Correlations also have the advantage of testing real-world examples. In education, we are plagued by bad experiments where a gold-plated version of the favoured intervention is tested against a do-nothing or bog-standard control. It is probable that an inferior teaching method, delivered with lots of thought and plenty of commitment, will fare better than a mediocre enactment of a technically superior teaching method. Correlations can tell us something about everyday, ordinary examples of the two approaches under investigation e.g. this study of science teaching methods.

However, we are still left with the cause and effect problem. Bradford Hill offers some useful suggestions for evaluating correlational data but some of this is clearly most relevant to medicine and public health. I would like to focus on just a few things that I would look for when assessing the validity of inferring cause and effect from a correlation.

Key is what Bradford Hill refers to as ‘consistency’ and what we might also term ‘replication’. If we see this correlation in a range of different situations then we can probably rule out the idea that it’s a chance finding. For instance, if three quite different states adopt the same education policy at different times and, subsequently, maths scores rise in each of these states then that would seem to be telling us something. It is particularly convincing if we can take a correlation and replicate it in an experiment.

An example of this would be the process-product research of the 1960s and 1970s that sought to correlate various teacher behaviours with test score rises. A number of behaviours were identified that we might broadly term ‘explicit teaching’. However, these could just have been proxies; a particular teacher personality type, for instance, might have caused teachers to teach in a particular way and also have caused the test score gains. To try to figure this out, we could and should ask whether it is plausible that teacher behaviours cause student learning and of course it is – a plausibility test. However, that still doesn’t rule out a third factor.

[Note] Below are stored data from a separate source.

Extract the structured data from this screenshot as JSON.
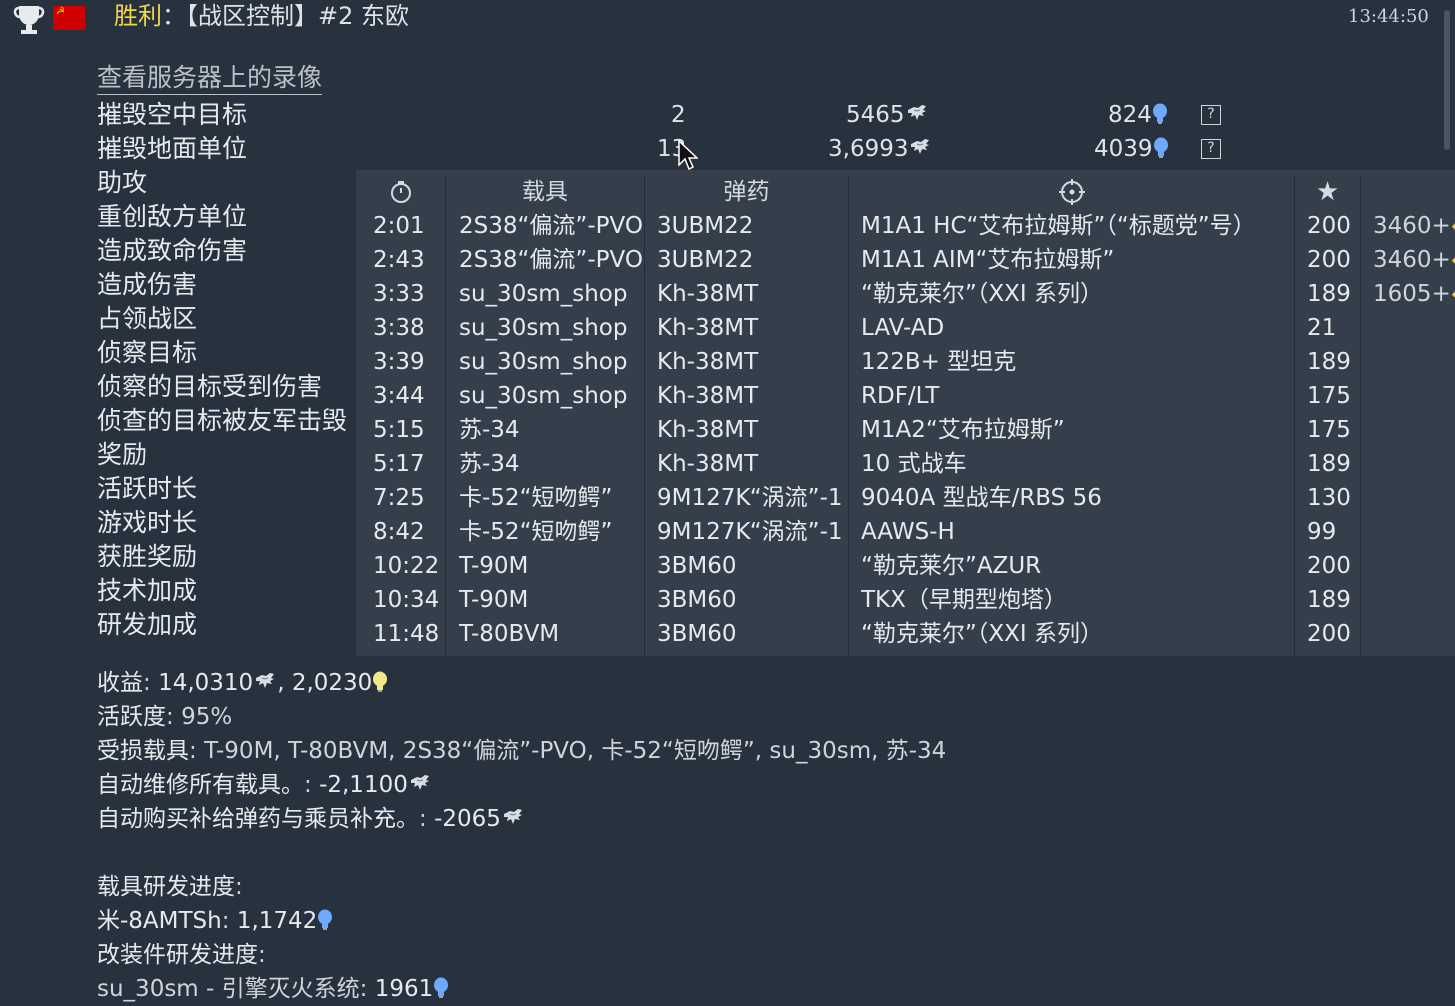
{
  "header": {
    "result": "胜利",
    "separator": "：",
    "mission": "【战区控制】#2 东欧",
    "time": "13:44:50"
  },
  "replay_link": "查看服务器上的录像",
  "stats": [
    {
      "label": "摧毁空中目标",
      "count": "2",
      "silver": "5465",
      "rp": "824"
    },
    {
      "label": "摧毁地面单位",
      "count": "13",
      "silver": "3,6993",
      "rp": "4039"
    },
    {
      "label": "助攻"
    },
    {
      "label": "重创敌方单位"
    },
    {
      "label": "造成致命伤害"
    },
    {
      "label": "造成伤害"
    },
    {
      "label": "占领战区"
    },
    {
      "label": "侦察目标"
    },
    {
      "label": "侦察的目标受到伤害"
    },
    {
      "label": "侦查的目标被友军击毁"
    },
    {
      "label": "奖励"
    },
    {
      "label": "活跃时长"
    },
    {
      "label": "游戏时长"
    },
    {
      "label": "获胜奖励"
    },
    {
      "label": "技术加成"
    },
    {
      "label": "研发加成"
    }
  ],
  "kills_table": {
    "headers": {
      "time_icon": "timer-icon",
      "vehicle": "载具",
      "ammo": "弹药",
      "target_icon": "crosshair-icon",
      "score_icon": "star-icon"
    },
    "rows": [
      {
        "time": "2:01",
        "vehicle": "2S38“偏流”-PVO",
        "ammo": "3UBM22",
        "target": "M1A1 HC“艾布拉姆斯”（“标题党”号）",
        "score": "200",
        "reward": "3460+"
      },
      {
        "time": "2:43",
        "vehicle": "2S38“偏流”-PVO",
        "ammo": "3UBM22",
        "target": "M1A1 AIM“艾布拉姆斯”",
        "score": "200",
        "reward": "3460+"
      },
      {
        "time": "3:33",
        "vehicle": "su_30sm_shop",
        "ammo": "Kh-38MT",
        "target": "“勒克莱尔”（XXI 系列）",
        "score": "189",
        "reward": "1605+"
      },
      {
        "time": "3:38",
        "vehicle": "su_30sm_shop",
        "ammo": "Kh-38MT",
        "target": "LAV-AD",
        "score": "21",
        "reward": ""
      },
      {
        "time": "3:39",
        "vehicle": "su_30sm_shop",
        "ammo": "Kh-38MT",
        "target": "122B+ 型坦克",
        "score": "189",
        "reward": ""
      },
      {
        "time": "3:44",
        "vehicle": "su_30sm_shop",
        "ammo": "Kh-38MT",
        "target": "RDF/LT",
        "score": "175",
        "reward": ""
      },
      {
        "time": "5:15",
        "vehicle": "苏-34",
        "ammo": "Kh-38MT",
        "target": "M1A2“艾布拉姆斯”",
        "score": "175",
        "reward": ""
      },
      {
        "time": "5:17",
        "vehicle": "苏-34",
        "ammo": "Kh-38MT",
        "target": "10 式战车",
        "score": "189",
        "reward": ""
      },
      {
        "time": "7:25",
        "vehicle": "卡-52“短吻鳄”",
        "ammo": "9M127K“涡流”-1",
        "target": "9040A 型战车/RBS 56",
        "score": "130",
        "reward": ""
      },
      {
        "time": "8:42",
        "vehicle": "卡-52“短吻鳄”",
        "ammo": "9M127K“涡流”-1",
        "target": "AAWS-H",
        "score": "99",
        "reward": ""
      },
      {
        "time": "10:22",
        "vehicle": "T-90M",
        "ammo": "3BM60",
        "target": "“勒克莱尔”AZUR",
        "score": "200",
        "reward": ""
      },
      {
        "time": "10:34",
        "vehicle": "T-90M",
        "ammo": "3BM60",
        "target": "TKX（早期型炮塔）",
        "score": "189",
        "reward": ""
      },
      {
        "time": "11:48",
        "vehicle": "T-80BVM",
        "ammo": "3BM60",
        "target": "“勒克莱尔”（XXI 系列）",
        "score": "200",
        "reward": ""
      }
    ]
  },
  "summary": {
    "earnings_label": "收益",
    "earnings_silver": "14,0310",
    "earnings_rp": "2,0230",
    "activity_label": "活跃度",
    "activity_value": "95%",
    "damaged_label": "受损载具",
    "damaged_value": "T-90M, T-80BVM, 2S38“偏流”-PVO, 卡-52“短吻鳄”, su_30sm, 苏-34",
    "repair_label": "自动维修所有载具。",
    "repair_value": "-2,1100",
    "resupply_label": "自动购买补给弹药与乘员补充。",
    "resupply_value": "-2065",
    "vehicle_research_title": "载具研发进度",
    "vehicle_research_name": "米-8AMTSh",
    "vehicle_research_value": "1,1742",
    "mod_research_title": "改装件研发进度",
    "mod_research_name": "su_30sm - 引擎灭火系统",
    "mod_research_value": "1961"
  },
  "colors": {
    "background": "#28323e",
    "popup": "#343f4b",
    "victory": "#f1d64b",
    "rp_blue": "#6fa8ff",
    "bulb_yellow": "#f2e88a"
  }
}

Which is why a number of researchers set up experiments (e.g. here) where they taught teachers these behaviours and then looked to see if these teachers’ students performed better than a control group. We still have a problem if these experiments are badly designed but if we have a large number of correlations and reasonably well-designed experiments all pointing the same way then I think it is reasonable to infer a cause and effect relationship.

Ultimately, our inferences should depend upon triangulation. It is about more than exactly replicating an experimental finding. To be reasonably sure of a cause and effect relationship, we need to see similar effects in a range of different correlations of different designs, sizes and duration, ideally supported by experimental evidence. It’s a lot to ask for but I think we have the tools at our disposal to amass such evidence in a way that is relevant to common debates about teaching approaches.